Upper-Secondary (Grades 7–9): No outright ban exists, but schools have introduced measures to discourage and restrict use. Many institutions require devices to be stored in lockers during class hours.
High School (Grades 10–12): Students participate in developing responsible-use guidelines, with schools expected to involve pupils in rule-setting rather than imposing top-down bans.
A recent report from PLANAPP — the Portugal Public Policy Planning and Assessment Center — noted that enforcement proves more challenging in large schools or campuses serving multiple grade levels, particularly when staff resources are limited.
Impact on Parents and Students
The policy enjoys widespread support among Portuguese families. A Netsonda survey revealed that 81% of parents with school-age children worry about smartphones harming academic performance, and 83% of Portuguese adults back the ban for younger students.
International research cited in Ministry documents suggests modest academic gains, especially for students from lower socioeconomic backgrounds, when smartphone restrictions are enforced. However, the most significant improvements appear in non-academic areas: reduced distraction, calmer classrooms, and healthier social dynamics.

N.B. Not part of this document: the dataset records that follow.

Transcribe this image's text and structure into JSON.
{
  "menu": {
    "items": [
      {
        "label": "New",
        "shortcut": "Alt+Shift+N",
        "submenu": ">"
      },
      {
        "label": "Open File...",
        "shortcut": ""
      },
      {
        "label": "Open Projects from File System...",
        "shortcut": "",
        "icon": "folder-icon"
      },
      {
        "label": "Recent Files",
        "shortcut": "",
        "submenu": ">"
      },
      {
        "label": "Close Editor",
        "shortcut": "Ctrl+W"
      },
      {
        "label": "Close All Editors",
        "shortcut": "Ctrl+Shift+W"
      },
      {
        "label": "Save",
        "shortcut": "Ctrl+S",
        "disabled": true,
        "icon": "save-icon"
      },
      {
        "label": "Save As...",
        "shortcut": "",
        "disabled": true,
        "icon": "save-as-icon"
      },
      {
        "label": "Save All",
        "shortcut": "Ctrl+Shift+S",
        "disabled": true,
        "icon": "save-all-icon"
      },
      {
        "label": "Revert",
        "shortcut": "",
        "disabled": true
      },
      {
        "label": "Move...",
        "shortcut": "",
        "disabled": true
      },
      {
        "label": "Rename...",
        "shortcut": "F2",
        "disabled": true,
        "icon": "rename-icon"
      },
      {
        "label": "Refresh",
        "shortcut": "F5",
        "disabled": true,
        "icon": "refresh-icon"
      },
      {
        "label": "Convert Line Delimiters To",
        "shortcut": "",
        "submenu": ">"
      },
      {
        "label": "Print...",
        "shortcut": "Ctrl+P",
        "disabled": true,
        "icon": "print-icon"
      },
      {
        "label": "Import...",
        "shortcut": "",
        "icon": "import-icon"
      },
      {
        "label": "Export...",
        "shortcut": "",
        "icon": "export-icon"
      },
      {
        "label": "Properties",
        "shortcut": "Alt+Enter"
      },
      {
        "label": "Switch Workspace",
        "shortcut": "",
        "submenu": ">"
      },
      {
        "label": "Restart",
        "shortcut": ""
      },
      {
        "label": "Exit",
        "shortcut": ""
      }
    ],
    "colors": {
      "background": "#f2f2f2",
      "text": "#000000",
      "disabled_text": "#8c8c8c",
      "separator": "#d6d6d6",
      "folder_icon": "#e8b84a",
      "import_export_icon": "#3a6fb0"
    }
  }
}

Portuguese students reported being distracted by classmates using digital devices in mathematics lessons, with affected pupils scoring an average of 27 points lower on PISA tests — equivalent to losing a full year of schooling. The ban aims to eliminate this "distractor effect" and restore focus to classroom instruction.
Meanwhile, teachers have observed that students now spend break times playing physical games, conversing face-to-face, and visiting school libraries rather than scrolling through social media feeds. These behavioral shifts contribute to an environment more conducive to learning, even if direct causation between the ban and improved test scores remains scientifically inconclusive.

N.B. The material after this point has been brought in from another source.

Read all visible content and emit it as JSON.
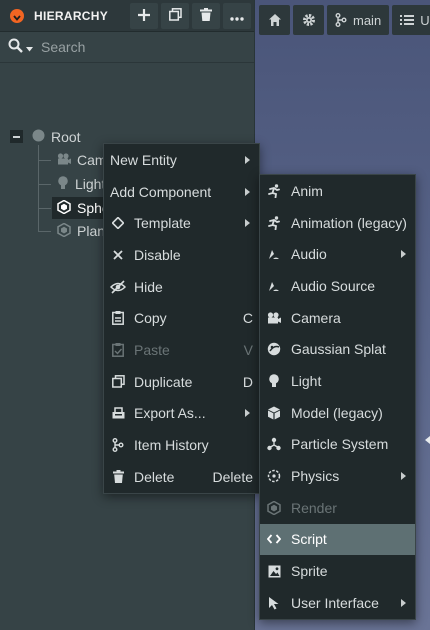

What Comes Next for Older Students
If the Ministry opts to extend the prohibition, Portugal would join a growing number of European nations restricting smartphone access for teenagers. France has banned devices for students up to age 15 since 2018, with plans requiring phones to be deposited at school entrances. Italy reinforced its classroom ban in 2024, while the Netherlands prohibited smartphones in lessons for all basic-education students. Research from Radboud University in the Netherlands found that 21% of students experienced fewer distractions after smartphone restrictions took effect, while 75% of secondary schools noted substantial improvements in student concentration.
The National Union of Teachers Licensed by Polytechnics and Universities (Spliu) in Portugal has advocated extending the ban through 12th grade, citing concerns about "abusive or subversive use" of devices during instruction and assessment. The union suggests installing classroom lockers where students can deposit powered-off phones upon entry and retrieve them after lessons.

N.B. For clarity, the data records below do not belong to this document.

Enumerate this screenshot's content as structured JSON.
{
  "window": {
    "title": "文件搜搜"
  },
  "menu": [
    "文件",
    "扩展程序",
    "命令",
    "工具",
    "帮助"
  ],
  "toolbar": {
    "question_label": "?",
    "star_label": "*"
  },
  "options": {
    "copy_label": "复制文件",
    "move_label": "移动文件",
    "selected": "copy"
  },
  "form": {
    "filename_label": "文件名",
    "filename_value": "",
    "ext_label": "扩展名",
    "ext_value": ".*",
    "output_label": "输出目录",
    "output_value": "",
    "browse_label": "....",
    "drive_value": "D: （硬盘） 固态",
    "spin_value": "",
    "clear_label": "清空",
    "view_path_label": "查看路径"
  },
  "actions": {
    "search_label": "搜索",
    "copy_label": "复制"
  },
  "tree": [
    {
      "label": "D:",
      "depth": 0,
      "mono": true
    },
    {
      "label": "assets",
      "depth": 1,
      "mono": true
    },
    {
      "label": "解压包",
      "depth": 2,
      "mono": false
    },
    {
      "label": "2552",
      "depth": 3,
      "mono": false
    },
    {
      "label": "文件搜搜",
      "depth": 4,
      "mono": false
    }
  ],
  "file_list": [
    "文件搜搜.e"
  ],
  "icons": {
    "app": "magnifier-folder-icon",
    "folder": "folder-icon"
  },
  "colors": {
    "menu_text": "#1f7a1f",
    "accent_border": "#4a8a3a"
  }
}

Other teacher organizations acknowledge the problems smartphones create but emphasize that prohibition alone won't solve everything. They argue for digital literacy education and supervised instruction on responsible technology use, warning that unsupervised usage outside school could simply shift the problem rather than eliminate it.
What Happens This Summer
Portugal's decision — expected in June or July — will clarify whether the country extends its smartphone restrictions to high school students or maintains its current tiered approach. For families planning the next school year, the Ministry's summer announcement will determine whether teenagers continue setting their own rules or face the same prohibition already applied to younger siblings.